L'ange brisé

passeurs d’histoires

Pendant le confinement, les acteurs et actrices du théâtre action continuent à raconter des histoires, à partir d’objets de leur quotidien.

Vous les trouverez sur ce site, et sur la page Facebook du Centre du Théâtre Action.

Bons voyages immobiles!

Présentation

 

L’ange brisé

Confinement. Moments d’anxiété. Le manque des autres. L’inquiétude pour ceux qui s’épuisent à la tâche dans  le quotidien de l’urgence. Pour ceux qui ne peuvent plus respirer. Pour les petits qui devront grandir dans le monde d’après. Moments d’apaisement aussi.  La chance d’avoir un jardin.  Suivre le printemps au jour le jour, voir la tête des salades sortir de terre, contempler la poule qui, imperturbable, couve trois œufs. La joie de réaliser des choses simples qu’on remettait toujours à plus tard, d’écouter et de réécouter  une symphonie aimée, d’écrire à l’ami qu’on avait perdu de vue.

Et puis, soudain, l’ennui nous tombe dessus.

On va jusqu’au bout du jardin sans rien voir, on fait demi-tour, on traverse la cuisine, on passe devant le miroir et on se trouve une sale gueule, on ouvre la porte du frigidaire, on s’affale sur le canapé et on jette un œil mauvais au livre de l’Odyssée qui nous attend pour la suite, on soupire, on en veut au chat qui dort paisible à l’ombre du lilas, on met les infos, on coupe la radio.

Quoi faire ? On n’a rien à faire. Et d’ailleurs, il n’y a rien à faire !
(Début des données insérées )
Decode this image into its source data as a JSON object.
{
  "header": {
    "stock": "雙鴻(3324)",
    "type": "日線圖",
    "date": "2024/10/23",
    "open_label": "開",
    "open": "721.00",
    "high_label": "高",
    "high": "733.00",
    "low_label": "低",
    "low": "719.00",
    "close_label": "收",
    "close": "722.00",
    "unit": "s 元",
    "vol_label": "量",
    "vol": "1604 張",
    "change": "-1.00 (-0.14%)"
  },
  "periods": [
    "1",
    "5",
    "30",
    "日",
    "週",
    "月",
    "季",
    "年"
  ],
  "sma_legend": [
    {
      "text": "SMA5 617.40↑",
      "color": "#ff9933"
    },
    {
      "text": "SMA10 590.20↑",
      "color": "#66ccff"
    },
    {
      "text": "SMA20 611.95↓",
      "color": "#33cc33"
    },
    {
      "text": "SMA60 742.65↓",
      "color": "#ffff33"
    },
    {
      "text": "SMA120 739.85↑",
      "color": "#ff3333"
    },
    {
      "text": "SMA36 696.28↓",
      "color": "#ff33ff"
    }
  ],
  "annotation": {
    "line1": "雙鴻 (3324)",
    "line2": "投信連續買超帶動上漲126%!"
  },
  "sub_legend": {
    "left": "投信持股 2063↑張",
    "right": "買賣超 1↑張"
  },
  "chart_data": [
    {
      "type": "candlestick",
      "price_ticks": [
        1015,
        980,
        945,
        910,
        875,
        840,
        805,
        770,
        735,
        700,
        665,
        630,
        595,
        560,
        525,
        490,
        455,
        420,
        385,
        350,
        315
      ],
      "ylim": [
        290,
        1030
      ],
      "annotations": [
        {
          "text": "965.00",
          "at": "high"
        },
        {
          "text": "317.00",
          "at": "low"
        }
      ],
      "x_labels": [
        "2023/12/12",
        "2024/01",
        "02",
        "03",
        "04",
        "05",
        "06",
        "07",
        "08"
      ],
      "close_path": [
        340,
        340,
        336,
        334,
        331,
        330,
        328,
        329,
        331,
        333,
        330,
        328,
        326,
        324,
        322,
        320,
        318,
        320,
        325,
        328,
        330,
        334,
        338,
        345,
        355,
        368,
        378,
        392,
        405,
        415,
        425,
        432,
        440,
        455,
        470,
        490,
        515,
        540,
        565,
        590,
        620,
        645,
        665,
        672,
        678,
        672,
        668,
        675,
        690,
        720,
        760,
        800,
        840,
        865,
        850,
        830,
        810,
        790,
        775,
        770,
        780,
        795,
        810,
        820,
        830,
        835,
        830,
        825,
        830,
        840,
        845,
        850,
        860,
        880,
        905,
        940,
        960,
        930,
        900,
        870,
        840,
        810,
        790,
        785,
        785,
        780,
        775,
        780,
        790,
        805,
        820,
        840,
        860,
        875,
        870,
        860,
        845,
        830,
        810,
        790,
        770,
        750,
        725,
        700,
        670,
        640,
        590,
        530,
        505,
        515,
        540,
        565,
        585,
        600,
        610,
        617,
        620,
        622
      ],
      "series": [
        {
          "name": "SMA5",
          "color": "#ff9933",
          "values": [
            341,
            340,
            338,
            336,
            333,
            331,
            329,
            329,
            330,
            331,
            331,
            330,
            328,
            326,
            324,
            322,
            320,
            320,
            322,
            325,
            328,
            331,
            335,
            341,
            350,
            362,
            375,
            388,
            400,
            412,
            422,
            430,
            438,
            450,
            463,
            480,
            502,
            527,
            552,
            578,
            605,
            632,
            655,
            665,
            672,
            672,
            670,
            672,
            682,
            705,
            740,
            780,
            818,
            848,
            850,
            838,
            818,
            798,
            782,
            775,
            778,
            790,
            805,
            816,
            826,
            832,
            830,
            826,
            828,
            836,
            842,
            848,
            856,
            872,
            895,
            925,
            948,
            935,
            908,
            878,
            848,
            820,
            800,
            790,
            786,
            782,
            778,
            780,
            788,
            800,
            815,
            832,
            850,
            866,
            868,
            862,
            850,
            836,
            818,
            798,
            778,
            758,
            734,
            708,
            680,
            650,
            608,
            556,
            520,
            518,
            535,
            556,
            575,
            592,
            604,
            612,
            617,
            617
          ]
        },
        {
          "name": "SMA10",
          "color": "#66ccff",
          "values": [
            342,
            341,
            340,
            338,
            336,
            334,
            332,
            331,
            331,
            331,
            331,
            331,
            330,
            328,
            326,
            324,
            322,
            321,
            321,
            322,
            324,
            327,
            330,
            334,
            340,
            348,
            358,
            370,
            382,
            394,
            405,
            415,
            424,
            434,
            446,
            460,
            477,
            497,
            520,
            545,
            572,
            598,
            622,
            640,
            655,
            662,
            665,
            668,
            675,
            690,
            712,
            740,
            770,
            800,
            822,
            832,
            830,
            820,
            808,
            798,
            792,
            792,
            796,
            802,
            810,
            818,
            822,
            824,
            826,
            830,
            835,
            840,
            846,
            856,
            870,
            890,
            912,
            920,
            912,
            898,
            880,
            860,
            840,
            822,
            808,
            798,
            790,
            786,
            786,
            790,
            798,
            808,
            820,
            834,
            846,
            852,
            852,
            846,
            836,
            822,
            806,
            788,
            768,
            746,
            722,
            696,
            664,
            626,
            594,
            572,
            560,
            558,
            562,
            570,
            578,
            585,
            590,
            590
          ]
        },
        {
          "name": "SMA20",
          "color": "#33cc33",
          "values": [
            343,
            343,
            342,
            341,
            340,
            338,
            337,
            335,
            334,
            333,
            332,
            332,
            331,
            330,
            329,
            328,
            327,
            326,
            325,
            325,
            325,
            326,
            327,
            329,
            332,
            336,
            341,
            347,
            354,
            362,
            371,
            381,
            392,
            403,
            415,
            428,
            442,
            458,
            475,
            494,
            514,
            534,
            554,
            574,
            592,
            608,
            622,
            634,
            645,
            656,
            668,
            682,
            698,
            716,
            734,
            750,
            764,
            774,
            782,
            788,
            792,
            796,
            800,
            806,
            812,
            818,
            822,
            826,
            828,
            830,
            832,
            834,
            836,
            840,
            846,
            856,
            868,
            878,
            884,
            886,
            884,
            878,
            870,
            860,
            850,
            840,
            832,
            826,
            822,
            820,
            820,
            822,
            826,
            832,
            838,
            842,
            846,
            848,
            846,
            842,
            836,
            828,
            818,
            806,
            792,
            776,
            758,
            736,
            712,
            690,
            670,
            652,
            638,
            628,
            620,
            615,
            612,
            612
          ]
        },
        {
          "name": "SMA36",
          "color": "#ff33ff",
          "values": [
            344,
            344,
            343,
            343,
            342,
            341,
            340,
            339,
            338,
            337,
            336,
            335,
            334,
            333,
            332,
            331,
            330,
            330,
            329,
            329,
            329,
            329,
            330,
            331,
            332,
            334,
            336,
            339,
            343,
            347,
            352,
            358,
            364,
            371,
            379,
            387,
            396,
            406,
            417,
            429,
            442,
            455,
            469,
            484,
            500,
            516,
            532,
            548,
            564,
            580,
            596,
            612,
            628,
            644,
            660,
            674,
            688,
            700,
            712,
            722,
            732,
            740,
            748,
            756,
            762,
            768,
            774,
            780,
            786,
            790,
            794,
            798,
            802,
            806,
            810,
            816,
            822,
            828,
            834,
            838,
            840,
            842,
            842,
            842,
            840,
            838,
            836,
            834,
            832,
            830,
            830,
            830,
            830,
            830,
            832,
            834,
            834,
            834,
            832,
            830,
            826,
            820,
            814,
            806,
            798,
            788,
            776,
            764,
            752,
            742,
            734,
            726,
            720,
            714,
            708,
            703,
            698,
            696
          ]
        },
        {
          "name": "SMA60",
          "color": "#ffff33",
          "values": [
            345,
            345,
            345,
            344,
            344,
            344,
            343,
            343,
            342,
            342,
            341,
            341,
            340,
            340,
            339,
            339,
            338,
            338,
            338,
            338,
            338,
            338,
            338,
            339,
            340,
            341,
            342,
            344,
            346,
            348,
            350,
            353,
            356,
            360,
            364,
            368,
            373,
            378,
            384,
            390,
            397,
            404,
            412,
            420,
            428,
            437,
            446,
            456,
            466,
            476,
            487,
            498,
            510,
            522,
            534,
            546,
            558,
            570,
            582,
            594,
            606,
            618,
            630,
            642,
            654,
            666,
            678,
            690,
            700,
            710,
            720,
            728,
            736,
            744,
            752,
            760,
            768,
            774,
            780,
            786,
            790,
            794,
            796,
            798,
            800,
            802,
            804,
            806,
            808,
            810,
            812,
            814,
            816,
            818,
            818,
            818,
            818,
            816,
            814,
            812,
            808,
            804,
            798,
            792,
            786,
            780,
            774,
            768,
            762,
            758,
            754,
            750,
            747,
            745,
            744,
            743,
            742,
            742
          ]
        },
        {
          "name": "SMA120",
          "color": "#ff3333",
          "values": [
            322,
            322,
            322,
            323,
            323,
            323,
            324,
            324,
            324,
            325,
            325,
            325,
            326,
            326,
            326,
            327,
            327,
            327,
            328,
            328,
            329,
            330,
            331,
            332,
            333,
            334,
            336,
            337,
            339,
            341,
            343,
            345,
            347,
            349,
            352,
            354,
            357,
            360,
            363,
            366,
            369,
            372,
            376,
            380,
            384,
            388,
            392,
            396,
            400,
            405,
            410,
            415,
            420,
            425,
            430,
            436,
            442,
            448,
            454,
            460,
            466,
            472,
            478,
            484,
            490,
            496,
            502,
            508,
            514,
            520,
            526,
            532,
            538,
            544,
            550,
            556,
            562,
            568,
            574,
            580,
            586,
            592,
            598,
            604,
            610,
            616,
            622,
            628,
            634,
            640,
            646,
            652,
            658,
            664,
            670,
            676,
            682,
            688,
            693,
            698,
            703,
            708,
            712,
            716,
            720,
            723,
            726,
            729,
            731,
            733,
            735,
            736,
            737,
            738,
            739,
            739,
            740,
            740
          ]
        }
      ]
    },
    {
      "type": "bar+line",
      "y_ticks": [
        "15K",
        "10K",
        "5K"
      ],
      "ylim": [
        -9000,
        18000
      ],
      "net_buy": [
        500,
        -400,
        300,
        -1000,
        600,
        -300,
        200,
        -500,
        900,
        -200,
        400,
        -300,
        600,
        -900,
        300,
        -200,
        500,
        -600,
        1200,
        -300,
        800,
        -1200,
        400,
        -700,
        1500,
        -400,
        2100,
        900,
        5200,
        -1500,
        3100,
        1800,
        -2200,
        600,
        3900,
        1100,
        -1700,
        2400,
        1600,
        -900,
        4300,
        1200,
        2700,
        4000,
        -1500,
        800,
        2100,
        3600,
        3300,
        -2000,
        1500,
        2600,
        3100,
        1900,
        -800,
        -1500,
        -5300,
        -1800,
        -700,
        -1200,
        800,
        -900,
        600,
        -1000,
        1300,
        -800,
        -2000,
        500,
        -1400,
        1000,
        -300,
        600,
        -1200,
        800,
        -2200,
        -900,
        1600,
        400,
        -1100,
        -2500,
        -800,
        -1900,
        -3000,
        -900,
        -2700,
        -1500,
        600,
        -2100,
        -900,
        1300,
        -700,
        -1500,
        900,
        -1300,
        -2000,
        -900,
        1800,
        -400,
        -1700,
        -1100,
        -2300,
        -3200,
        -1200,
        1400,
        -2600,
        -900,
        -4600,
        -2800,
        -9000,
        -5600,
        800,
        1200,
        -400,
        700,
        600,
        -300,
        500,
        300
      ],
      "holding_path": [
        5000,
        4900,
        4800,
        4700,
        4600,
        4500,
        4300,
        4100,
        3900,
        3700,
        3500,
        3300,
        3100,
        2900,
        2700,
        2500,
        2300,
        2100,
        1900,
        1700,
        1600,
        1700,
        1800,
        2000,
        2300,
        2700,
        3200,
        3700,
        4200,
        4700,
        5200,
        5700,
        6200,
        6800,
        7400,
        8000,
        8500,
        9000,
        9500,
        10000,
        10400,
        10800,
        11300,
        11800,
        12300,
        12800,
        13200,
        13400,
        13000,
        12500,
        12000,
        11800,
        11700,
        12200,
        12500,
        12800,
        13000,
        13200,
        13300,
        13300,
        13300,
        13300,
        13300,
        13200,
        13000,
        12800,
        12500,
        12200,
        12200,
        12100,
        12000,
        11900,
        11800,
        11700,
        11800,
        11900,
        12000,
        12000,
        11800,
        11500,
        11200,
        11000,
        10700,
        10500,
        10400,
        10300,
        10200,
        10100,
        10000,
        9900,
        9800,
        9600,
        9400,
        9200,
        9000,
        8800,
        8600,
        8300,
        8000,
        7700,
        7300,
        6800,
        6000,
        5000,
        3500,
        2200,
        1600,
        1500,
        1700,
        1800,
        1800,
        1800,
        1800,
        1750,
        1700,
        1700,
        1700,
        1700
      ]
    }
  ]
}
Alors, sans conviction, on va ranger son bureau. On trie les fardes à projets passés, en cours et à venir. On sort les carnets, les vieux agendas, la paperasse jamais classée et tout au fond d’un tiroir, on trouve l’angelot de porcelaine. Incrédule, on le balance au bout du ruban rouge puis on le tient un long moment dans le creux de la main. On est dans la cuisine du grand père. Il y a l’évier, le poêle à charbon, le porte-manteau derrière la porte, au mur, le cadre avec la gravure du pigeon qui a remporté le premier prix, le placard où il y a toujours des boites de sardines et des paquets de chicorée, la table et les quatre chaises, le fauteuil près de la fenêtre, la radio sur l’appui de la fenêtre, le buffet où on range la vaisselle. Dans le tiroir du buffet, quelques trésors, un dé à coudre, une racine de guimauve, un crayon taillé aux deux bouts et l’angelot brisé. Une ancienne décoration de Noël, sans doute. Je ne sais plus à quel moment elle s’est trouvée dans ma poche d’enfant. Une sorte de gri-gri. Confinée depuis, dans les tiroirs qui me suivent.  Et là, c’est aujourd’hui justement,  que l’ange réapparaît. Il lui manque les bras et les jambes mais ses ailes sont déployées… Il semble me rappeler en ce moment d’ennui que l’on peut voyager sans se déplacer d’un pouce. Que notre imagination n’a pas de limite. Que le temps du rêve est à cultiver.